Aberrant inhibition in CR interneurons is “normalised” by α5-SOP002 in the AD model
Previously, we reported that the CR interneuron network was “preserved” in our AD model following post-phenotypic changes such as increased Aβ accumulation and proliferation of microglial cells and astrocytes, which is consistent with anatomical studies reporting resilience of CR cells in post-mortem brains of AD patients (Fonseca et al., 1995). Using our key NAM molecule, α5-SOP002, we have demonstrated that abnormal synaptic inhibition received by CR interneurons in theAppNL-F/NL-F mouse model “normalized” to control levels. Moreover, paired whole-cell recordings revealed that α5-SOP002 had a pronounced effect at synapses between interneurons compared to synapses received by pyramidal cells, therefore impacting on dis-inhibition in the hippocampal CA1 region. This is important, given that we have previously demonstrated a gradual decline in the number of CCK- and SST-inhibitory interneurons in our AD model, suggesting an overall reduction in their inhibitory function, which was in stark contrast to the density of CR cells (Shi et al., 2019).

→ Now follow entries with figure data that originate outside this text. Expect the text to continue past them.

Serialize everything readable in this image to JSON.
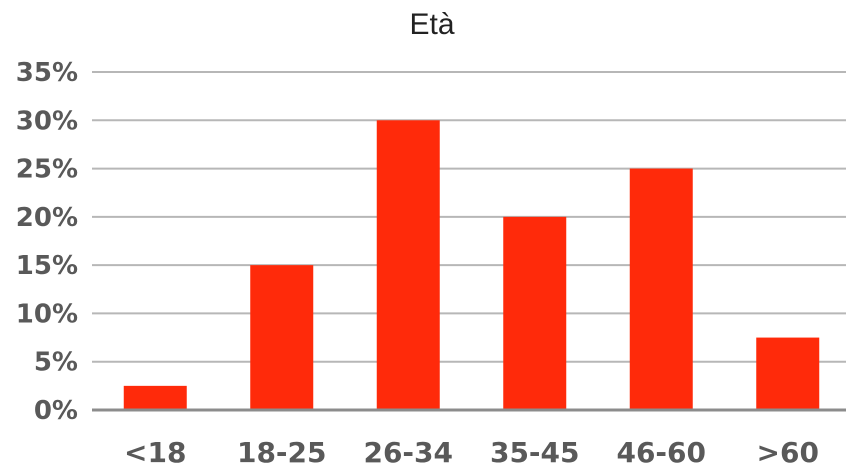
{
  "chart_data": {
    "type": "bar",
    "title": "Età",
    "categories": [
      "<18",
      "18-25",
      "26-34",
      "35-45",
      "46-60",
      ">60"
    ],
    "values": [
      2.5,
      15,
      30,
      20,
      25,
      7.5
    ],
    "ylim": [
      0,
      35
    ],
    "yticks": [
      0,
      5,
      10,
      15,
      20,
      25,
      30,
      35
    ],
    "ytick_labels": [
      "0%",
      "5%",
      "10%",
      "15%",
      "20%",
      "25%",
      "30%",
      "35%"
    ],
    "grid": true,
    "legend": "none",
    "bar_color": "#ff2a0a",
    "xlabel": "",
    "ylabel": ""
  }
}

The sIPSPs recorded in this study are most likely due to the activation of synaptic α5 GABAARs, since we did not observe any significant change in either membrane potential or input resistance associated with the application of α5-SOP002 onto CR interneurons (or neither CCK nor pyramidal cells) . We suggest that in the CR interneuron network, showing zolpidem insensitivity, augmentation by diazepam and depression by α5−SOP002, the α5 subunit may coexist with another α5 subunit or either α2 or α3- subunit, where α5 pharmacology predominates.

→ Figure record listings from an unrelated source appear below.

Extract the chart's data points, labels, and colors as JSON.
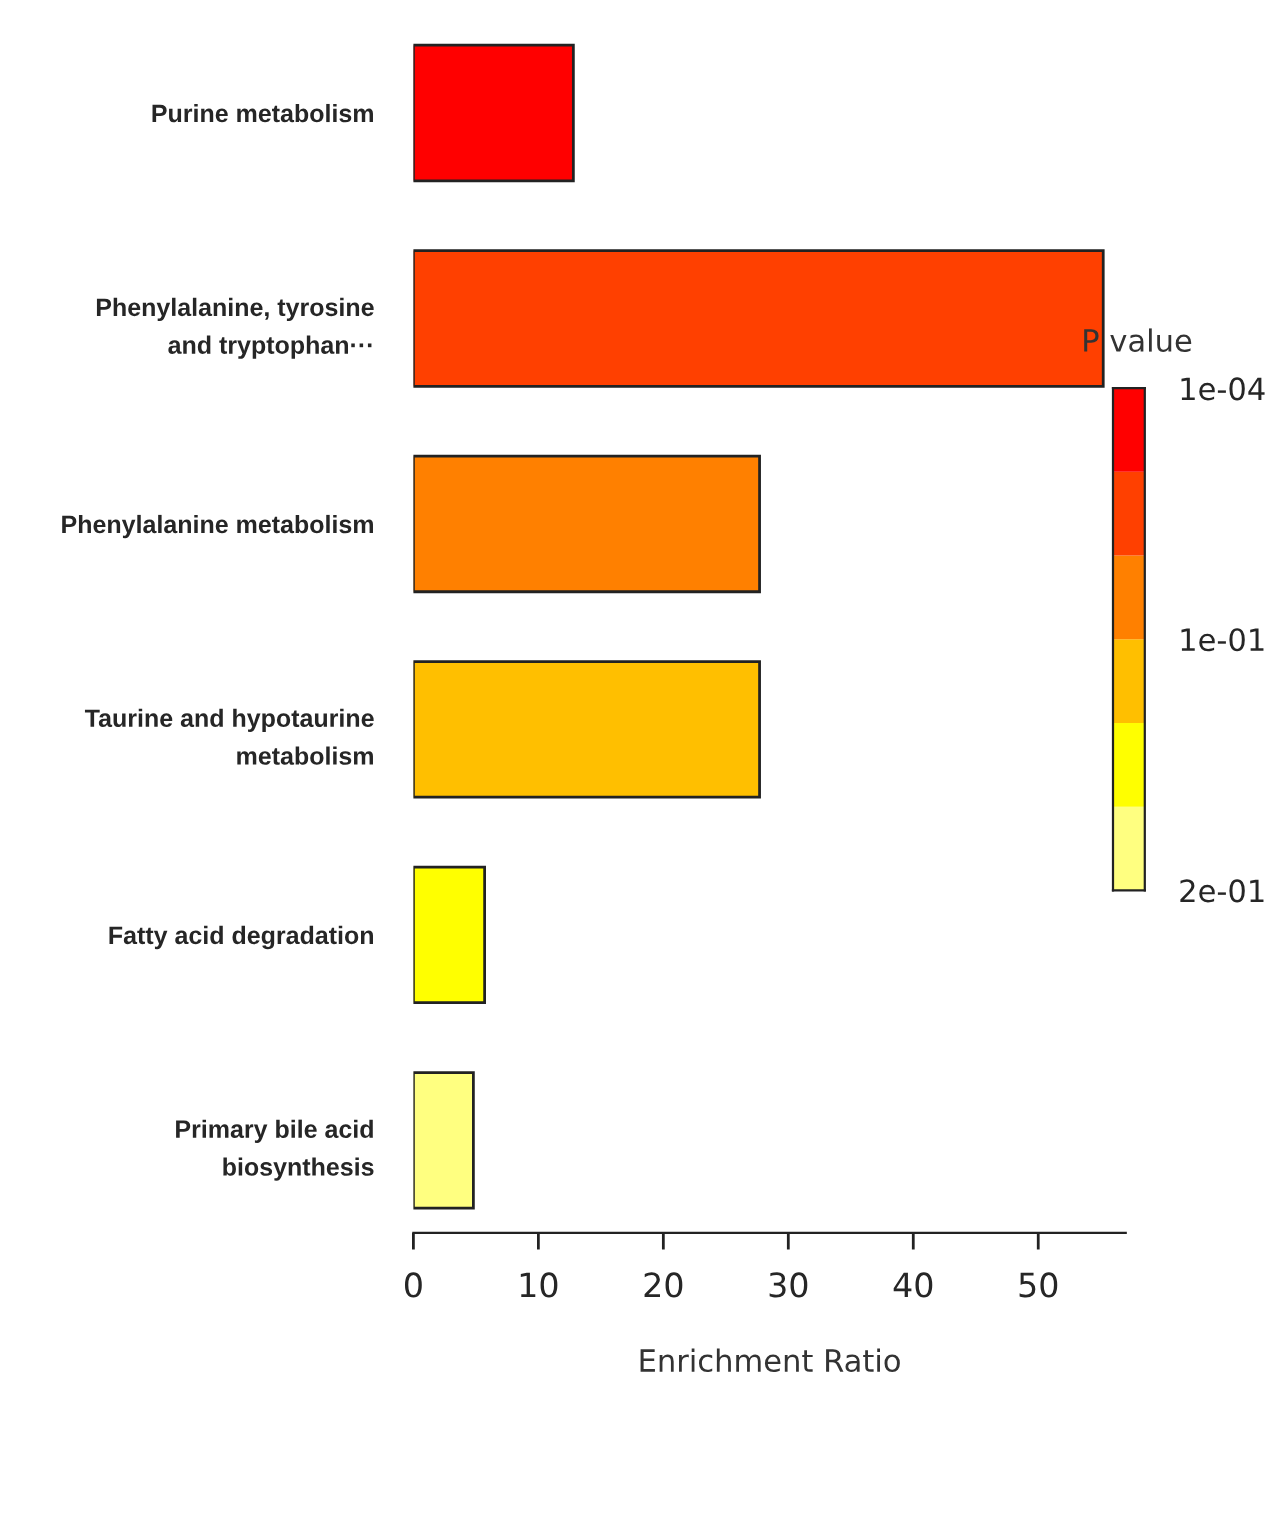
{
  "chart_data": {
    "type": "bar",
    "orientation": "horizontal",
    "xlabel": "Enrichment Ratio",
    "categories": [
      "Purine metabolism",
      "Phenylalanine, tyrosine\nand tryptophan···",
      "Phenylalanine metabolism",
      "Taurine and hypotaurine\nmetabolism",
      "Fatty acid degradation",
      "Primary bile acid\nbiosynthesis"
    ],
    "values": [
      12.8,
      55.2,
      27.7,
      27.7,
      5.7,
      4.8
    ],
    "colors": [
      "#ff0000",
      "#ff4000",
      "#ff8000",
      "#ffbf00",
      "#ffff00",
      "#ffff80"
    ],
    "xlim": [
      0,
      57
    ],
    "xticks": [
      0,
      10,
      20,
      30,
      40,
      50
    ],
    "clabel": "P value",
    "clim": [
      0.2,
      0
    ],
    "cticks": [
      {
        "value": 0.0001,
        "label": "1e-04"
      },
      {
        "value": 0.1,
        "label": "1e-01"
      },
      {
        "value": 0.2,
        "label": "2e-01"
      }
    ],
    "grid": false,
    "legend": false
  }
}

However, interestingly, we observed a small positive (depolarisation) change in membrane potential in CR interneurons with α5-SOP002 in the AD model only, suggesting that these cells maybe in a state of excess tonic inhibition in the disease state. We suggest that the release from the abnormal tonic inhibition at CR cells, indicated by the depolarisation of the membrane potential, could be caused by negative allosteric modulation of extrasynaptic α5-receptors (Caraiscos et al., 2004; Magnin et al., 2019), which are tonically active due to increased levels of ambient GABA (Scimemi et al., 2005). Given that α5-SOP002 requires the presence of α− and γ−subunits, it is unlikely that it can affect the activity of other types of extrasynaptic GABAARs such as those containing the δ-subunit. However, the contribution of extrasynaptic α5 GABAARs to the CR interneuron network remains to be fully investigated.